Exploring a modern solution to take on the heavy lifting of data management
Nowadays, data is a hot commodity with extremely high value. However, the real value of that data comes down to its management. You see, the data itself has little to no value until it has been sorted, cleaned, and analyzed. Without that process, the data piles up quickly, uselessly collecting theoretical dust.
To be frank, this is a painstaking process that very few individuals have the expertise to handle. Furthermore, for those that do have the technical understanding, it is tedious and clumsy. There must be a solution.
The pains of data digitization
For businesses, digital transformation brings many incredible benefits, such as improved efficiency, revenue growth, and increased customer satisfaction. However, the complicated process of digitalization is not for the faint of heart, in particular for the data analytics and infrastructure space.
Firstly, a huge quantity of the world’s data is trapped offline in CSV and Excel files that are stored locally or emailed. Secondly, offline files do not work well with software applications, analytics, or data science needs. Moving data to production databases is also very difficult and requires high technical skills. As a result, it is common to see fragmentation, inconsistency, and mismatched data models. And, not surprisingly, data hand-off is often incompatible between technical and non-technical teams.
In particular, for businesses that are well established, making the shift from offline to online systems is highly time-consuming. Years – or even decades – of documents must be captured, which is labor-intensive and, therefore, costly. Furthermore, many companies do not have employees with these unique technical skills.
Data overwhelm
Even when a business successfully captures its offline data, the struggle is not over. For many, the sheer quantity of data becomes problematic. Basic tools, like Excel, simply reach a limit becoming bogged down and slow. For most, the initial data models used within the company are no longer efficient or relevant as the business grows.
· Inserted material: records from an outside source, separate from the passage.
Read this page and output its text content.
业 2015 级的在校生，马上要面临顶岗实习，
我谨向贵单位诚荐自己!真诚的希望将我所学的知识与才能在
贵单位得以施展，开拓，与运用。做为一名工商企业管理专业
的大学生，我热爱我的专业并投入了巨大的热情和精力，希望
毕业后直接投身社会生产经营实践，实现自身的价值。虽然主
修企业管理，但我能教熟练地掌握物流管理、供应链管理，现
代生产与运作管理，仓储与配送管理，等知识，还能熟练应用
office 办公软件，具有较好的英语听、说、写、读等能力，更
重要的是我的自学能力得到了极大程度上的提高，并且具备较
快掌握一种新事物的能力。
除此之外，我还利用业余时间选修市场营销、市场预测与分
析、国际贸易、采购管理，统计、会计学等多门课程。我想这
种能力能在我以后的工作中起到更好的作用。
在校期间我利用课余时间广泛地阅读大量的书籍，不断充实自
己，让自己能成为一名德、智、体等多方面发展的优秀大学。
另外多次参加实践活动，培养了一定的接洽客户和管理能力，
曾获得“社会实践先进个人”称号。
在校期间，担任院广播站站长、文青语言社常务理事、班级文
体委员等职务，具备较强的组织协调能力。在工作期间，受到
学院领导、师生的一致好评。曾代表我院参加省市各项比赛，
According to Tech Jury, 80-90% of the data we generate today is unstructured, with 95% of businesses citing the need to manage unstructured data as a problem for their business. This is where data management becomes absolutely critical. It is essential to hire talent that has a deep technical understanding of data analytics and integration, and it is also imperative to find systems that can successfully support this transition.
How to make sense of it all
In order to succeed, the data of a business must be digitized in the most beneficial way for the company, in terms of actually utilizing that data. There are a variety of online data management platforms available like Sheety, Sheetsu, and Dropbase.
Sheety, for example, enables customers to instantly convert any Google sheet into an API for free. All you need is a spreadsheet to create powerful websites, apps, or whatever else you want. Your API is updated in real-time when you make changes to your spreadsheet, saving you precious time. Similarly, Tomek Popow, the founder of Sheetsu, created the tool to allow users to connect Google Sheets to Web, Mobile, IoT, or any service's API.
When considering the common struggles of data management, Dropbase co-founders Ayazhan Zhakhan and Jimmy E. Chan saw many issues. They found that customers are under-utilizing their data that was “trapped” in offline files or in software systems that could not integrate with other tools, and non-technical teams are paralyzed due to the lack of technical resources available to solve data problems. They also noticed the single point of failure, resulting from improper tools and processes used to maintain large master datasets collaboratively.
Dropbase empowers individuals, teams, and businesses to streamline and automate repetitive data cleaning workflows. The platform makes it easy for spreadsheet users to collect, clean, and centralize data from external sources seamlessly. External data can come from offline sources such as CSVs and Excel files, or online sources such as Shopify, Salesforce, and Hubspot. As with other data management platforms, Dropbase users do not need advanced technical knowledge to set up data infrastructure or build scalable data pipelines.
Final thought
In order to successfully handle the complexities and demands of the digital age, we need digital-ready data management solutions that update and streamline procedures. Whilst there is useful information in data, it ultimately depends on how it is managed. By utilizing tools such as Dropbase or Sheety you can easily streamline the process of digitizing your offline information to better manage and access your data.